Duas razões explicavam a minha inclinação e o meu desempenho naquela disciplina. A empatia que desde o início das aulas se estabeleceu com o mestre devido às suas qualidades profissionais e humanas – nunca é demais fazer lembrar que o contexto da época era muito complexo – , e o interesse que a matéria tratada despertou no espírito inquieto do  jovem que via o curso de agronomia não apenas na perspectiva profissional, mas também no desiderato cívico e político. Era o desejo utópico de colaborar na irradicação da fome no mundo e a antecipação da necessidade de o ensino e a investigação agronómica em Angola terem de dar, em primeiro lugar, resposta aos problemas da maioria da população e dos agricultores angolanos, em especial porque a independência, injustamente adiada, forçosamente não tardaria.  Daí que o estudo das matérias em boa hora introduzidas na disciplina se tenha tornado um assunto que ultrapassava, de longe, o interesse académico, pois iam ao encontro da ânsia em conhecer as condições de vida e de trabalho dos agricultores angolanos, que, já naquela altura, não deveriam ser considerados, por mim e pelos companheiros de causa, agricultores “tradicionais” e muito menos “de subsistência”, pois, por exemplo, no então distrito de Malanje, canalizavam para o mercado mais de 50% das suas produções[1], contrariando assim o que o Professor Avillez , citando alguém, afirma, que em África, nessa época, pareceria ser correcto “afirmar que o autoconsumo representa ainda mais de metade da produção obtida”. Atraía-me, também, o recurso a uma terminologia que, não sendo revolucionária, rompia com o diktat da altura, ou as referências, ainda que superficiais, aos aspectos antropológicos relacionados com a ocupação do território e a organização das, ou em, comunidades e sua evolução, algo de fundamental importância para o jovem inquieto e sedento de se encontrar com as identidades africanas que o ensino exclusivamente de feição europeia lhe negara ao longo de quase vinte anos.

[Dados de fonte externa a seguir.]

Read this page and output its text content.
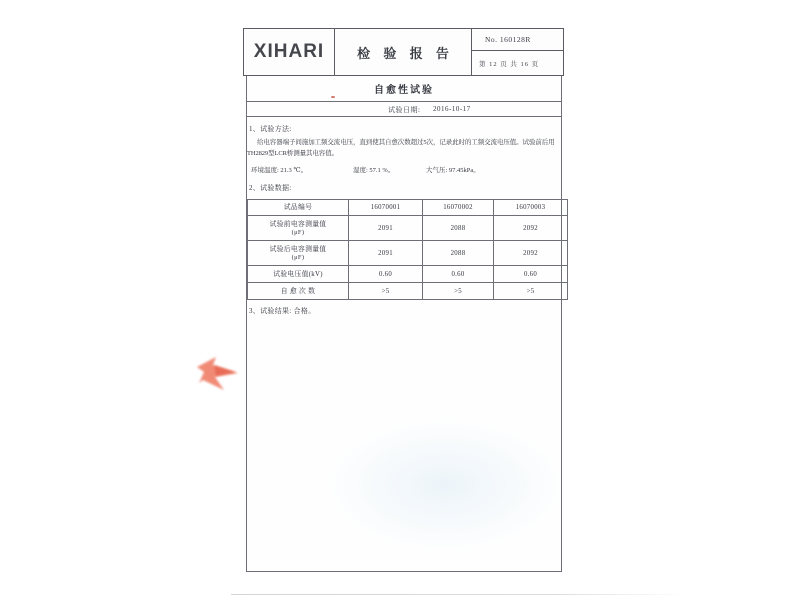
XIHARI	检 验 报 告
No. 160128R
第 12 页 共 16 页
自愈性试验
试验日期: 2016-10-17
1、试验方法:
给电容器端子间施加工频交流电压，直到使其自愈次数超过5次，记录此时的工频交流电压值。试验前后用
TH2829型LCR桥测量其电容值。
环境温度: 21.3 ℃。	湿度: 57.1 %。	大气压: 97.45kPa。
2、试验数据:
试品编号	16070001	16070002	16070003

试验前电容测量值
(μF)	2091	2088	2092

试验后电容测量值
(μF)	2091	2088	2092
试验电压值(kV)	0.60	0.60	0.60
自 愈 次 数	>5	>5	>5
3、试验结果: 合格。
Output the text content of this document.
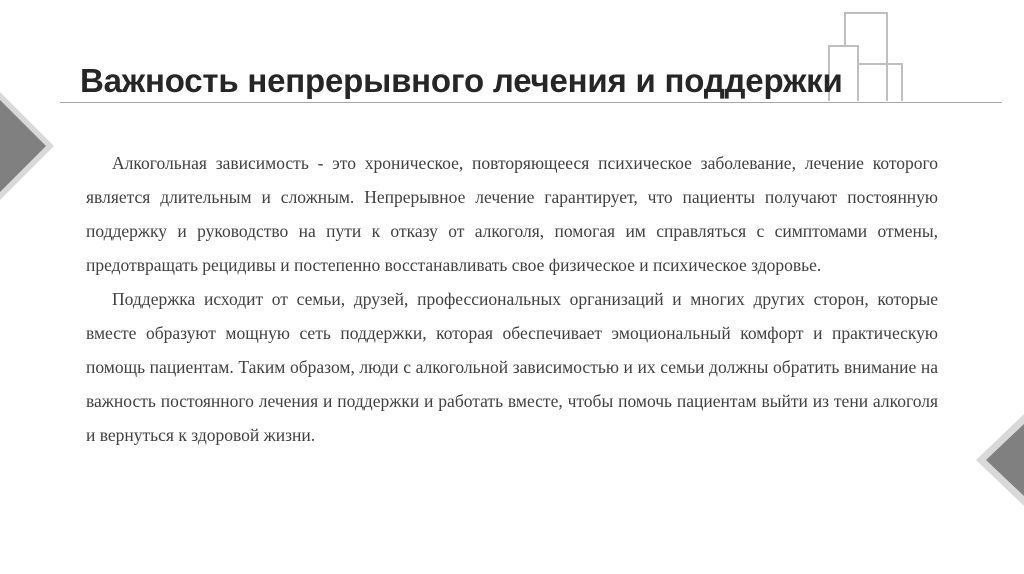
Важность непрерывного лечения и поддержки

Алкогольная зависимость - это хроническое, повторяющееся психическое заболевание, лечение которого является длительным и сложным. Непрерывное лечение гарантирует, что пациенты получают постоянную поддержку и руководство на пути к отказу от алкоголя, помогая им справляться с симптомами отмены, предотвращать рецидивы и постепенно восстанавливать свое физическое и психическое здоровье.

Поддержка исходит от семьи, друзей, профессиональных организаций и многих других сторон, которые вместе образуют мощную сеть поддержки, которая обеспечивает эмоциональный комфорт и практическую помощь пациентам. Таким образом, люди с алкогольной зависимостью и их семьи должны обратить внимание на важность постоянного лечения и поддержки и работать вместе, чтобы помочь пациентам выйти из тени алкоголя и вернуться к здоровой жизни.
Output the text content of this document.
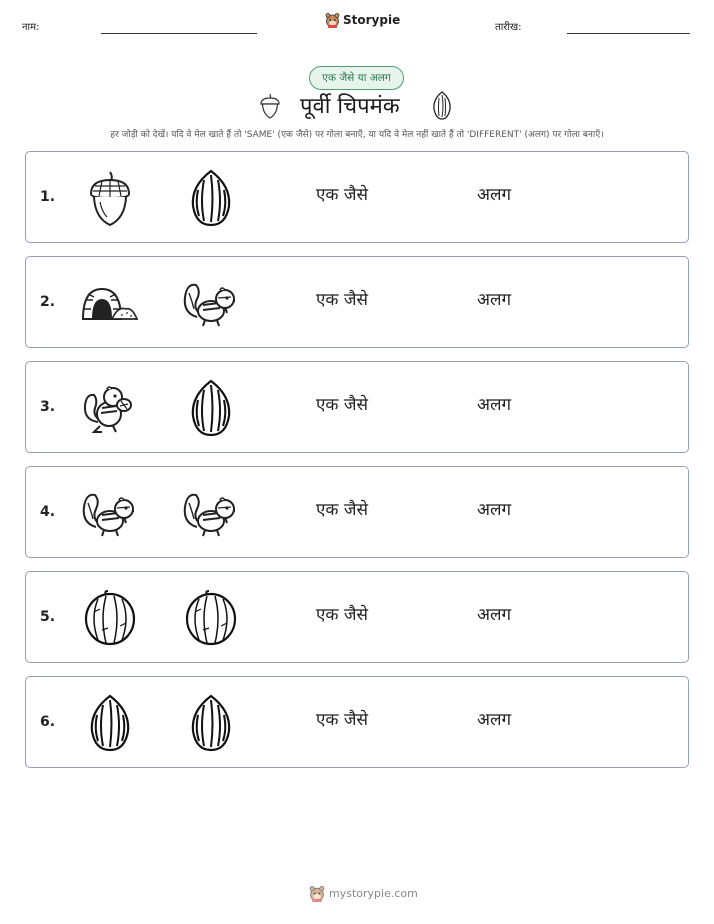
नाम:
Storypie
तारीख:
एक जैसे या अलग
पूर्वी चिपमंक
हर जोड़ी को देखें। यदि वे मेल खाते हैं तो 'SAME' (एक जैसे) पर गोला बनाएँ, या यदि वे मेल नहीं खाते हैं तो 'DIFFERENT' (अलग) पर गोला बनाएँ।
1.	एक जैसे	अलग
2.	एक जैसे	अलग
3.	एक जैसे	अलग
4.	एक जैसे	अलग
5.	एक जैसे	अलग
6.	एक जैसे	अलग
mystorypie.com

Foi, pois, com naturalidade, que numa conversa informal após um encontro de trabalho em Cascais, corria o ano de 2008, sugeri ao Professor Avillez e ao colega Manel Medeiros a possibilidade de se publicar as lições ministradas naquele tempo. Fi-lo por diversos motivos. Conhecia vários professores e outros profissionais interessados em entender e estudar a problemática das agriculturas familiares angolanas na sua vasta diversidade, e que sabiam, pelas citações em alguns textos meus, da existência das “folhas” do Engenheiro Avillez, sendo que o meu velhinho exemplar ciclostilado e encadernado, sublinhado e comentado, era o único de que havia conhecimento no País, pois os restantes teriam seguido para a antiga metrópole ou ter-se-iam perdido na voragem das guerras que nos assolaram. Além disso, eram mais do muitas as críticas públicas por mim feitas aos economistas angolanos – já que economistas agrários eram raros e estavam afastados da docência e da investigação – por não se interessarem pela economia dos diferentes tipos de agricultura – o petróleo, as finanças e a banca eram muito mais atractivos. A divulgação do trabalho do Professor Avillez, ainda que naturalmente necessitando de actualizações e de aprofundamento, poderia representar um incentivo para que jovens investigadores se sentissem estimulados a usá-lo como ponto de partida e referência para o estudo de um conjunto matérias pertinentes. Cito,  a título de exemplo, os diversos sistemas de produção praticados no território e sua evolução, nomeadamente no que se refere à relação entre a inevitável redução da duração dos pousios e as transformações tecnológicas necessárias para o desejado aumento da produtividade e garantia de sustentabilidade; a análise das produtividades da terra e do trabalho e de outros factores nesses sistemas de produção; ou os condicionalismos do aparecimento no chamado Planalto Central angolano de uma economia de tráfico que substituiu o comércio caravaneiro dos Ovimbundu, mas que não permitiu, antes pelo contrário[2], rápidos aumentos de produção, como o Professor Avillez e a bibliografia que ele convoca sugerem. Os agricultores Ovimbundu, os mais avançados de Angola, não conseguiam rendimentos suficientes para evitar o seu destino trágico de complementarem os parcos rendimentos com o tristemente famoso “contrato”, vendendo a sua força de trabalho nas plantações de café, nas minas de diamantes ou nas pescarias do litoral.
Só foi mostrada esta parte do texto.